Tuesday, January 24, 2012

Jar of Junk

I like figuring out how to use items in different ways (especially if they’re items that might be considered junk). I picked up this jar at a vintage shop; it was sort of a “grab bag” in that the jar was pre-filled with stuff. It was taped at the top so I didn’t open it, but I could see that there were keys and watch faces inside. While I didn’t need any of it, I still couldn’t resist getting it; I thought that I could use what was inside in some way (though I wasn’t exactly sure how yet).

When I got home I opened the jar to take inventory of all the stuff I had purchased: ten keys, four watch faces, random foreign coins (as well as a Chucky Cheese coin and my favorite item: a Portland Vancouver toll bridge coin) and some little odds and ends (some of which I have no idea what they are).

I knew I wanted to take apart the watches and use the parts somehow. I’d never opened a watch before, but I thought I’d try and see what happened. I inelegantly pried opened three of my watches with random objects I had on hand, however, I quickly realized that I would have trouble taking apart the insides of the watches. The screws inside were so tiny that I felt like a giant (and suddenly had great sympathy for giants whose size makes them feel clumsy in a too small world).

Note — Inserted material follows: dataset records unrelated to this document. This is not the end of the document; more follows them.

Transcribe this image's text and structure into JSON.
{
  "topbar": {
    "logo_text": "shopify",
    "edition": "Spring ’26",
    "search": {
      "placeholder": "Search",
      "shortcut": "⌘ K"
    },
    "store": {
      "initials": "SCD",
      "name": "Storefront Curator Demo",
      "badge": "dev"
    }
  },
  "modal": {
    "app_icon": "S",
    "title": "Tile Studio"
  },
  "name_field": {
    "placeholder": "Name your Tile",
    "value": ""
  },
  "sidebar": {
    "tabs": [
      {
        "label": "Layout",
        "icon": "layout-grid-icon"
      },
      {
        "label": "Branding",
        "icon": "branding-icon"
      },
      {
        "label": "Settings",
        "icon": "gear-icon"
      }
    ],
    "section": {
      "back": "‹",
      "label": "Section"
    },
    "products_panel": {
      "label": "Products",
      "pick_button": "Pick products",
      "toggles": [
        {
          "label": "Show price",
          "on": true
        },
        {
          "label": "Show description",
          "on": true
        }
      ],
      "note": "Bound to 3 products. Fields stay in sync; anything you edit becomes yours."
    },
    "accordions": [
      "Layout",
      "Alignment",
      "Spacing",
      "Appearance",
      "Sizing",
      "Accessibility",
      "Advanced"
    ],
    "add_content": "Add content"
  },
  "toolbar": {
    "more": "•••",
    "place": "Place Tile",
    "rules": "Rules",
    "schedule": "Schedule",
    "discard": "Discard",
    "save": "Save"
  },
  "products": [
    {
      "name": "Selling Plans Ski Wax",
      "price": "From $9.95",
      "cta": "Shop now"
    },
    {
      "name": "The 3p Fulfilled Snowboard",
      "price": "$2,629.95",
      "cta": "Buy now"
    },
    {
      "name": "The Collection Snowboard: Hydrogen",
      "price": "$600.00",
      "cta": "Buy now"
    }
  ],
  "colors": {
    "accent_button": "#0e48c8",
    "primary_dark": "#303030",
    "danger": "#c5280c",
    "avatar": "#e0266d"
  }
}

I tried fruitlessly to unscrew the screws and eventually broke down and got a super cheap watch repair kit.

The bar was set low for my watch repair kit, and yet somehow still not met. [Sigh.] I really just wanted tiny screwdrivers so I could unscrew the various screws inside the watches, but I swear I got the same sized screwdriver three times (which was utterly useless to me as they were too large to actually use on any of the screws). This irritated me greatly. So instead of using the fat screwdriver, I used a blade from the kit to unscrew my screws (but I probably could have just used a normal knife instead). I did use the tweezers that came with it that had a sharp point, as well as the case wrench to unscrew the last watch back I had to open. [Pause.] So I guess it wasn’t a total waste (just mostly a waste).

It took some doing, but I managed to take apart my watches. Everything was so tiny and I couldn’t help to be impressed at all the pieces it takes to create a working watch. With my watch parts in hand, I could now create something new with them.